A racehorse’s life…
Scherer Magic was made on May 1, 2010, in Iowa by breeder Joe Robson. He was first raced way back in June 2012 at Hollywood Park in California. His trainer was Craig Dollase, with Robson still owning. Even before he had completed that first race, he was “For Sale,” for $50,000. And indeed he was “claimed” – bought – by Gary and Cecil Barber and trainer John Sadler. Three “stakes” races followed, highlighted by a Grade 1 – the highest kind there is – at Del Mar on September 5 of that year.
Prior to a race on May 23, 2013, Scherer was back up “For Sale,” this time for $80,000. No takers. On December 14 of that year, he was shipped east, some 3,000 miles to Aqueduct in NYC, and raced under a new trainer, David Jacobson. Prior to another race – just eight days later – he was sold again, for $50,000. (Including that race, he made over $200,000 for the Barbers.)
On January 1, 2014, Scherer was raced for the first time under trainer Mitchell Friedman and owner Sunny Meadow Farm. Between January and April, he was sold again, and shipped to Iowa, a thousand miles away. New owners, JT & B Racing and Lester Wright; new trainer, H. Ray Ashford Jr. Nine races at Prairie Meadows followed. Then, shipped another thousand miles to Zia in New Mexico. Three races in that state, then back up to Iowa. Four races at Prairie – then back down to New Mexico.

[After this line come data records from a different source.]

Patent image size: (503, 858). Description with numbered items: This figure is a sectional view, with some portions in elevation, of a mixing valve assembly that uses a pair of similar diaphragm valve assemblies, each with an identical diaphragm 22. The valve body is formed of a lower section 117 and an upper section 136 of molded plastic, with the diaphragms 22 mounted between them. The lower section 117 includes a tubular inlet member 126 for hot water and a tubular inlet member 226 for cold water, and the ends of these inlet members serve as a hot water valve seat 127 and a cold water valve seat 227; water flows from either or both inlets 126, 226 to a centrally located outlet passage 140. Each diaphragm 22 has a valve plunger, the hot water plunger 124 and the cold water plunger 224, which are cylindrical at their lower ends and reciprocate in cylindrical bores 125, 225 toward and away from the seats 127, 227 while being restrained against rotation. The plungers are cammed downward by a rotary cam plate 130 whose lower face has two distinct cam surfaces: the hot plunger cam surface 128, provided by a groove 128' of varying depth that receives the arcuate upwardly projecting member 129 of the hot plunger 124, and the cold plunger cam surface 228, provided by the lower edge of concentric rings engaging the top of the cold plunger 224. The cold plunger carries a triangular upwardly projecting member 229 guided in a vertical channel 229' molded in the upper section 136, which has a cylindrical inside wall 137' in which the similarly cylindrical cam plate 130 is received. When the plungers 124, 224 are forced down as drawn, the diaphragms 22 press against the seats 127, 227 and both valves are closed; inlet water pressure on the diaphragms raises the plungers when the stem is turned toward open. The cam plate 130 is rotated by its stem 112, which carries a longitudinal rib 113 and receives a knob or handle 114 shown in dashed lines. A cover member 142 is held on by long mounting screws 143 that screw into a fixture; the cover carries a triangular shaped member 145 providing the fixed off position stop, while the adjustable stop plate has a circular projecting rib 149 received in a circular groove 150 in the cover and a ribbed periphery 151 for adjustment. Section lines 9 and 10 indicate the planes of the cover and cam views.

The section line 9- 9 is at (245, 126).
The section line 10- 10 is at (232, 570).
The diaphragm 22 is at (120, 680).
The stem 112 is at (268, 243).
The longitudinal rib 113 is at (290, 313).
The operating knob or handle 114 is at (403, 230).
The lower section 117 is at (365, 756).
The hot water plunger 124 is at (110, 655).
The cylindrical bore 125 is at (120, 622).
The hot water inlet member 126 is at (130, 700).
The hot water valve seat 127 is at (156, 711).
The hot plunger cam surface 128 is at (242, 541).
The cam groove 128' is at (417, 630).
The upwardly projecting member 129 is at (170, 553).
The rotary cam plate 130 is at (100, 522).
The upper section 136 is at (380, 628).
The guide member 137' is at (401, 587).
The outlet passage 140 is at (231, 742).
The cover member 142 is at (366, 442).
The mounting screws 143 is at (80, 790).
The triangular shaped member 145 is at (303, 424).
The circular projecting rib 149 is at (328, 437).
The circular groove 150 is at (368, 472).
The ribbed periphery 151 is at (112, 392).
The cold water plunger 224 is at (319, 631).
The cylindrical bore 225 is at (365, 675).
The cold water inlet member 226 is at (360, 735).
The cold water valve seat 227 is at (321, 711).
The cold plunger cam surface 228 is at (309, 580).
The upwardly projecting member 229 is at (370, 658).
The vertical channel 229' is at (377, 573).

For sale (by Wright) prior to a race in January ’17, Scherer’s market value had dropped to $20,000. Two weeks later, he was on the block for $12,500. On April 15 of that year, his tag fell to $6,250. In that race, a new owner was listed, Karon Ashford. In May, it was back to Iowa – and yet another new owner, Arden Hawkins. Prior to his next race, sold again – owner, End Zone Athletics; trainer, Karl Broberg.
This new pairing raced Scherer just six days later: “stumbled badly, DNF.” Prior to that race, sold again: new owner, Danny Caldwell; new trainer, Federico Villafranco. A few races after that, he was shipped to Remington Park in Oklahoma – yet another 1,000-mile trek. Two races there, back to Iowa – and a new owner, Martin Villafranco. On August 11, 2018, prior to what would be (to date) his final race at Prairie, he was sold yet again, to Charles Garvey, with Robertino Diodoro as the new trainer.
Garvey/Diodoro promptly trucked Scherer to Minnesota’s Canterbury Park, this trip a mere 250 miles. Raced once there, on September 14, his next stop was Hawthorne Race Course in Illinois, 430 miles away. But at some point in between, he was, of course, sold again; when he was raced at Hawthorne October 17, his owners were Patrick Sullivan and Zachary Roush, his trainer Ray Tracy Jr.
Then, down to Louisiana – yes, a thousand miles away – to be raced at Delta Downs. Oh, and once arrived, another new trainer: Tanner Tracy. In that race, Scherer finished second-to-last, 17 lengths back. At this point, the now-eight-year-old was worth, according to the racing people, just $4,000. Scherer Magic then disappeared from the charts for over six months before resurfacing in a Quarterhorse race (to this point, all his races were Thoroughbred) at Chippewa Downs on June 29 of last year. And, obviously, from Louisiana to North Dakota is a long ways – over 1,500 miles. His owner/trainer for that race, in which Scherer finished last, was Perry Cavanaugh.
Which brings us to the present. Saturday evening, after an over-one-year absence, Scherer Magic was put to the whip in the 10th race at the North Dakota Horse Park. The miscreant Cavanaugh still holds the title but, surprise, had the now-10-year-old Scherer “For Sale” at the bottom-of-the-barrel price of $2,500 prior to.
All told, Scherer Magic has:
been owned by at least 12 different men/teams (and been “For Sale” dozens of times)
been trained by at least 11 different men
been raced at 13 different tracks in 9 different states
been forced to endure thousands of miles in (inherently) stressful transport
languished (when not on a truck) in tiny stalls – alone – day after lifeless day
absorbed countless whip lashes
been injected with myriad substances
And, apparently, they’re not done with him yet. I can think of no better illustration of the racehorse-as-thing than the life – existence, really – of this poor, pitiful soul. Imagine you as Scherer Magic. How profoundly sad.